Remembering Payne: Kenny Perry was honored with the Payne Stewart Award on Tuesday night with a reception hosted by the Southern Company at the Ritz-Carlton, but he never really got to know Payne during their days as contemporaries on tour. The first time they met was the Sunday of the MCI Heritage Classic at Hilton Head in 1989. Perry, fighting nerves and butterflies, was lacing up his spikes in front of his locker when he felt a tap on his shoulder. It was Stewart, his playing partner in the final group. "How the hell are you Kenny!" he said. Perry looked at him funny, not knowing what was going on, and then Stewart smiled. "He's got -- I don't know what you call those things, but I call them Bubba teeth. I don't know if he was mocking my Kentucky heritage or playing me a little bit." Stewart ended up winning the tournament by five strokes over Perry, but the story does not end there. A few months later, Perry bumped into Bob Estes. As he went to shake his hand, Perry noticed his mouth was swollen and figured Estes was wearing a pair of crooked teeth like Stewart. "I told him, 'Go take those things out!' He says, 'What are you talking about?' Perry came to find out Estes broke his jaw and had his teeth removed. "He looked like a guy from Eastern Kentucky," Perry said, laughing. "So I've got to thank Payne for one of the most embarrassing moments in my life."

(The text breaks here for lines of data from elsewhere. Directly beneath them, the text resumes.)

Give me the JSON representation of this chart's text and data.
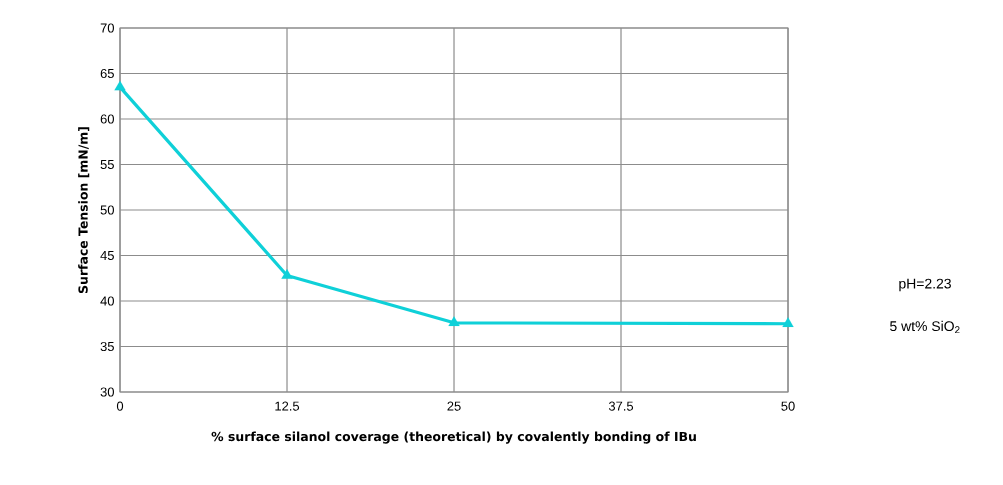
{
  "chart_data": {
    "type": "line",
    "xlabel": "% surface silanol coverage (theoretical) by covalently bonding of IBu",
    "ylabel": "Surface Tension [mN/m]",
    "x": [
      0,
      12.5,
      25,
      50
    ],
    "series": [
      {
        "color": "#0fd0d8",
        "values": [
          63.5,
          42.8,
          37.6,
          37.5
        ]
      }
    ],
    "xlim": [
      0,
      50
    ],
    "xticks": [
      0,
      12.5,
      25,
      37.5,
      50
    ],
    "ylim": [
      30,
      70
    ],
    "yticks": [
      30,
      35,
      40,
      45,
      50,
      55,
      60,
      65,
      70
    ],
    "grid": true,
    "marker": "triangle",
    "line_style": "solid",
    "annotations": [
      "pH=2.23",
      "5 wt% SiO$_{2}$"
    ]
  }
}
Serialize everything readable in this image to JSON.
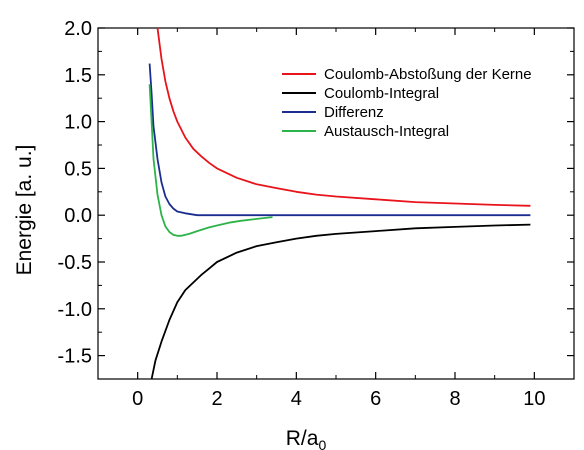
{
  "chart_data": {
    "type": "line",
    "xlabel": "R/a",
    "xlabel_subscript": "0",
    "ylabel": "Energie [a. u.]",
    "xlim": [
      -1,
      11
    ],
    "ylim": [
      -1.75,
      2.0
    ],
    "xticks": [
      0,
      2,
      4,
      6,
      8,
      10
    ],
    "yticks": [
      2.0,
      1.5,
      1.0,
      0.5,
      0.0,
      -0.5,
      -1.0,
      -1.5
    ],
    "xtick_labels": [
      "0",
      "2",
      "4",
      "6",
      "8",
      "10"
    ],
    "ytick_labels": [
      "2.0",
      "1.5",
      "1.0",
      "0.5",
      "0.0",
      "-0.5",
      "-1.0",
      "-1.5"
    ],
    "grid": false,
    "legend_position": "top-right",
    "series": [
      {
        "name": "Coulomb-Abstoßung der Kerne",
        "color": "#e8141b",
        "points": [
          [
            0.5,
            2.0
          ],
          [
            0.6,
            1.67
          ],
          [
            0.7,
            1.43
          ],
          [
            0.8,
            1.25
          ],
          [
            0.9,
            1.11
          ],
          [
            1.0,
            1.0
          ],
          [
            1.2,
            0.83
          ],
          [
            1.4,
            0.71
          ],
          [
            1.6,
            0.63
          ],
          [
            1.8,
            0.56
          ],
          [
            2.0,
            0.5
          ],
          [
            2.5,
            0.4
          ],
          [
            3.0,
            0.33
          ],
          [
            3.5,
            0.29
          ],
          [
            4.0,
            0.25
          ],
          [
            4.5,
            0.22
          ],
          [
            5.0,
            0.2
          ],
          [
            6.0,
            0.17
          ],
          [
            7.0,
            0.14
          ],
          [
            8.0,
            0.125
          ],
          [
            9.0,
            0.11
          ],
          [
            9.9,
            0.1
          ]
        ]
      },
      {
        "name": "Coulomb-Integral",
        "color": "#000000",
        "points": [
          [
            0.35,
            -1.75
          ],
          [
            0.45,
            -1.55
          ],
          [
            0.6,
            -1.35
          ],
          [
            0.8,
            -1.12
          ],
          [
            1.0,
            -0.93
          ],
          [
            1.2,
            -0.8
          ],
          [
            1.4,
            -0.72
          ],
          [
            1.6,
            -0.64
          ],
          [
            1.8,
            -0.57
          ],
          [
            2.0,
            -0.5
          ],
          [
            2.5,
            -0.4
          ],
          [
            3.0,
            -0.33
          ],
          [
            3.5,
            -0.29
          ],
          [
            4.0,
            -0.25
          ],
          [
            4.5,
            -0.22
          ],
          [
            5.0,
            -0.2
          ],
          [
            6.0,
            -0.17
          ],
          [
            7.0,
            -0.14
          ],
          [
            8.0,
            -0.125
          ],
          [
            9.0,
            -0.11
          ],
          [
            9.9,
            -0.1
          ]
        ]
      },
      {
        "name": "Differenz",
        "color": "#1b2e8f",
        "points": [
          [
            0.3,
            1.62
          ],
          [
            0.35,
            1.3
          ],
          [
            0.4,
            0.95
          ],
          [
            0.5,
            0.6
          ],
          [
            0.6,
            0.35
          ],
          [
            0.7,
            0.2
          ],
          [
            0.8,
            0.12
          ],
          [
            0.9,
            0.07
          ],
          [
            1.0,
            0.04
          ],
          [
            1.2,
            0.02
          ],
          [
            1.5,
            0.0
          ],
          [
            2.0,
            0.0
          ],
          [
            4.0,
            0.0
          ],
          [
            6.0,
            0.0
          ],
          [
            8.0,
            0.0
          ],
          [
            9.9,
            0.0
          ]
        ]
      },
      {
        "name": "Austausch-Integral",
        "color": "#2cb34a",
        "points": [
          [
            0.3,
            1.4
          ],
          [
            0.35,
            1.0
          ],
          [
            0.4,
            0.6
          ],
          [
            0.5,
            0.22
          ],
          [
            0.6,
            0.0
          ],
          [
            0.7,
            -0.12
          ],
          [
            0.8,
            -0.18
          ],
          [
            0.9,
            -0.21
          ],
          [
            1.0,
            -0.22
          ],
          [
            1.1,
            -0.22
          ],
          [
            1.3,
            -0.2
          ],
          [
            1.5,
            -0.17
          ],
          [
            1.8,
            -0.13
          ],
          [
            2.0,
            -0.11
          ],
          [
            2.3,
            -0.08
          ],
          [
            2.6,
            -0.06
          ],
          [
            3.0,
            -0.04
          ],
          [
            3.4,
            -0.02
          ]
        ]
      }
    ]
  }
}
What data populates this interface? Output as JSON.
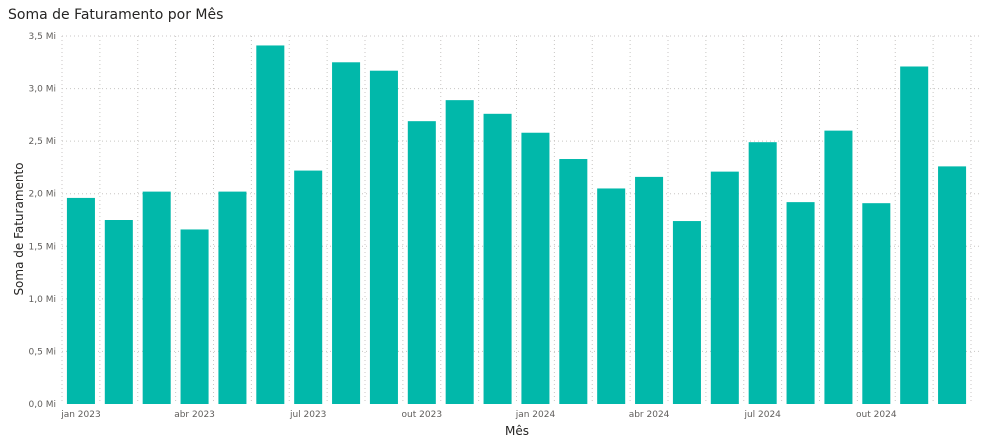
{
  "chart_data": {
    "type": "bar",
    "title": "Soma de Faturamento por Mês",
    "xlabel": "Mês",
    "ylabel": "Soma de Faturamento",
    "categories": [
      "jan 2023",
      "fev 2023",
      "mar 2023",
      "abr 2023",
      "mai 2023",
      "jun 2023",
      "jul 2023",
      "ago 2023",
      "set 2023",
      "out 2023",
      "nov 2023",
      "dez 2023",
      "jan 2024",
      "fev 2024",
      "mar 2024",
      "abr 2024",
      "mai 2024",
      "jun 2024",
      "jul 2024",
      "ago 2024",
      "set 2024",
      "out 2024",
      "nov 2024",
      "dez 2024"
    ],
    "values": [
      1.96,
      1.75,
      2.02,
      1.66,
      2.02,
      3.41,
      2.22,
      3.25,
      3.17,
      2.69,
      2.89,
      2.76,
      2.58,
      2.33,
      2.05,
      2.16,
      1.74,
      2.21,
      2.49,
      1.92,
      2.6,
      1.91,
      3.21,
      2.26
    ],
    "unit": "Mi",
    "ylim": [
      0,
      3.5
    ],
    "yticks": [
      "0,0 Mi",
      "0,5 Mi",
      "1,0 Mi",
      "1,5 Mi",
      "2,0 Mi",
      "2,5 Mi",
      "3,0 Mi",
      "3,5 Mi"
    ],
    "xticks": [
      {
        "index": 0,
        "label": "jan 2023"
      },
      {
        "index": 3,
        "label": "abr 2023"
      },
      {
        "index": 6,
        "label": "jul 2023"
      },
      {
        "index": 9,
        "label": "out 2023"
      },
      {
        "index": 12,
        "label": "jan 2024"
      },
      {
        "index": 15,
        "label": "abr 2024"
      },
      {
        "index": 18,
        "label": "jul 2024"
      },
      {
        "index": 21,
        "label": "out 2024"
      }
    ],
    "grid": true,
    "bar_color": "#01B8AA",
    "grid_color": "#c8c6c4"
  }
}
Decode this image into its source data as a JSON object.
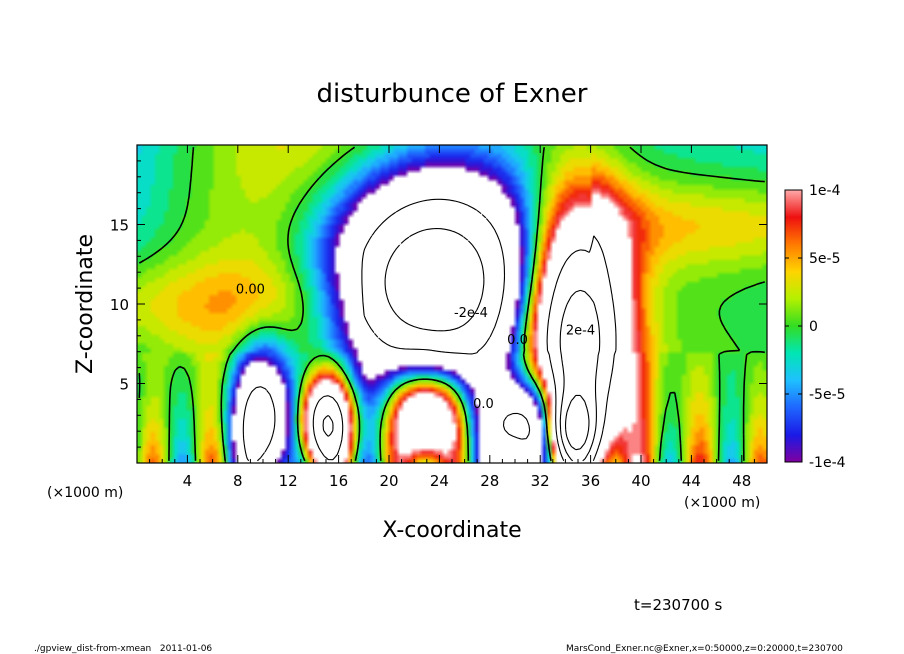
{
  "chart_data": {
    "type": "heatmap",
    "title": "disturbunce of Exner",
    "xlabel": "X-coordinate",
    "ylabel": "Z-coordinate",
    "x_unit_left": "(×1000 m)",
    "x_unit_right": "(×1000 m)",
    "xlim": [
      0,
      50
    ],
    "ylim": [
      0,
      20
    ],
    "x_ticks": [
      4,
      8,
      12,
      16,
      20,
      24,
      28,
      32,
      36,
      40,
      44,
      48
    ],
    "y_ticks": [
      5,
      10,
      15
    ],
    "colorbar": {
      "range": [
        -0.0001,
        0.0001
      ],
      "tick_values": [
        0.0001,
        5e-05,
        0,
        -5e-05,
        -0.0001
      ],
      "tick_labels": [
        "1e-4",
        "5e-5",
        "0",
        "-5e-5",
        "-1e-4"
      ]
    },
    "contour_labels": [
      {
        "text": "0.00",
        "x": 9.0,
        "z": 10.8
      },
      {
        "text": "-2e-4",
        "x": 26.5,
        "z": 9.3
      },
      {
        "text": "2e-4",
        "x": 35.2,
        "z": 8.2
      },
      {
        "text": "0.0",
        "x": 30.2,
        "z": 7.6
      },
      {
        "text": "0.0",
        "x": 27.5,
        "z": 3.6
      }
    ],
    "features": [
      {
        "kind": "negative",
        "cx": 23.5,
        "cz": 11.5,
        "sx": 5.5,
        "sz": 4.5,
        "amp": -0.0004
      },
      {
        "kind": "positive",
        "cx": 34.8,
        "cz": 8.0,
        "sx": 2.8,
        "sz": 5.5,
        "amp": 0.0004
      },
      {
        "kind": "positive",
        "cx": 15.0,
        "cz": 2.5,
        "sx": 1.4,
        "sz": 2.0,
        "amp": 0.0003
      },
      {
        "kind": "negative",
        "cx": 10.0,
        "cz": 2.5,
        "sx": 1.6,
        "sz": 3.0,
        "amp": -0.0003
      },
      {
        "kind": "negative",
        "cx": 31.0,
        "cz": 2.2,
        "sx": 2.0,
        "sz": 2.2,
        "amp": -0.0003
      },
      {
        "kind": "positive",
        "cx": 34.5,
        "cz": 2.0,
        "sx": 1.4,
        "sz": 1.6,
        "amp": 0.0003
      },
      {
        "kind": "positive",
        "cx": 23.0,
        "cz": 3.0,
        "sx": 1.8,
        "sz": 2.2,
        "amp": 0.0003
      }
    ]
  },
  "footer": {
    "time": "t=230700 s",
    "script": "./gpview_dist-from-xmean   2011-01-06",
    "source": "MarsCond_Exner.nc@Exner,x=0:50000,z=0:20000,t=230700"
  }
}
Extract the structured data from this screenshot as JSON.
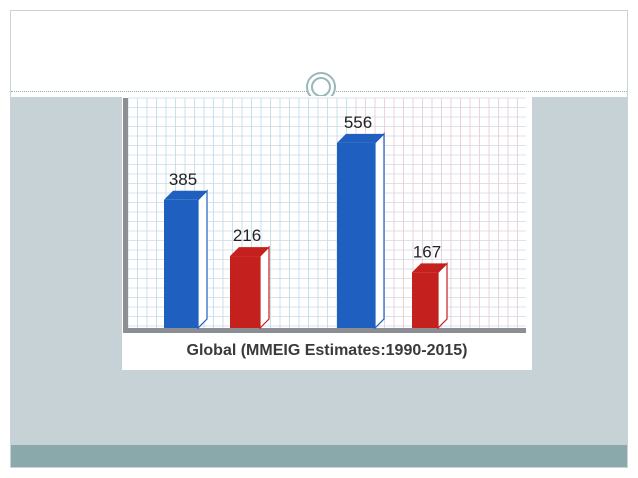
{
  "colors": {
    "blue": "#1f5fbf",
    "red": "#c4201d",
    "slide_body": "#c7d2d6",
    "footer": "#8aa9ab"
  },
  "chart_data": {
    "type": "bar",
    "values": [
      385,
      216,
      556,
      167
    ],
    "value_labels": [
      "385",
      "216",
      "556",
      "167"
    ],
    "bar_colors": [
      "blue",
      "red",
      "blue",
      "red"
    ],
    "ylim": [
      0,
      600
    ],
    "grid": true,
    "caption": "Global (MMEIG Estimates:1990-2015)"
  }
}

No tears necessary: After playing six out of seven weeks, the concept of a bye week worked for Jim Furyk -- even if it potentially hurt some of the momentum built up by a second-place finish at the Deutsche Bank Championship. But Furyk, the die-hard Pittsburgh Steelers fan, knows what the general sports fan is thinking about golfers needing a week off. "It's like feeling bad for a kicker because he had to run down the field and make a tackle," Furyk said. "No one is feeling real bad for him and no one is feeling bad for us that we're playing golf every day in beautiful places and making a good living." While he liked the idea of some down time, Furyk was the first to admit that he hates the bye week before the Super Bowl. "As a football fan ... it drives me completely insane," Furyk said.
Silent treatment: Heath Slocum became the early Cinderella of the playoffs with a win at the Barclays, but the real Cinderella was 21-month-old daughter Stella, who ran on the green at Liberty National during the trophy presentation, yelling, "Daddy! Daddy!" "The funny thing is how my daughter upstaged me," Slocum said Wednesday. "People are saying, 'Nice win, but your daughter was awesome.'" Awesome is a word to describe the $40,000 donation Slocum made through the Tour Championship to Children's Healthcare of Atlanta and the Chron's and Colitis Foundation. Slocum was just recovering from colitis in 1997 when he met his wife to be at Oak Mountain GC in the western Atlanta suburb of Carrollton. Vicky Slocum, now pregnant and expecting their second child in January, was working behind the counter at the snack bar while attending the University of West Georgia. "He didn't have an opening line. He was a quiet guy so maybe that was it," Vicky said. "I remember he came in asking for a Coke and a Snickers. He was the guy who comes in, asks for the stuff, and leaves."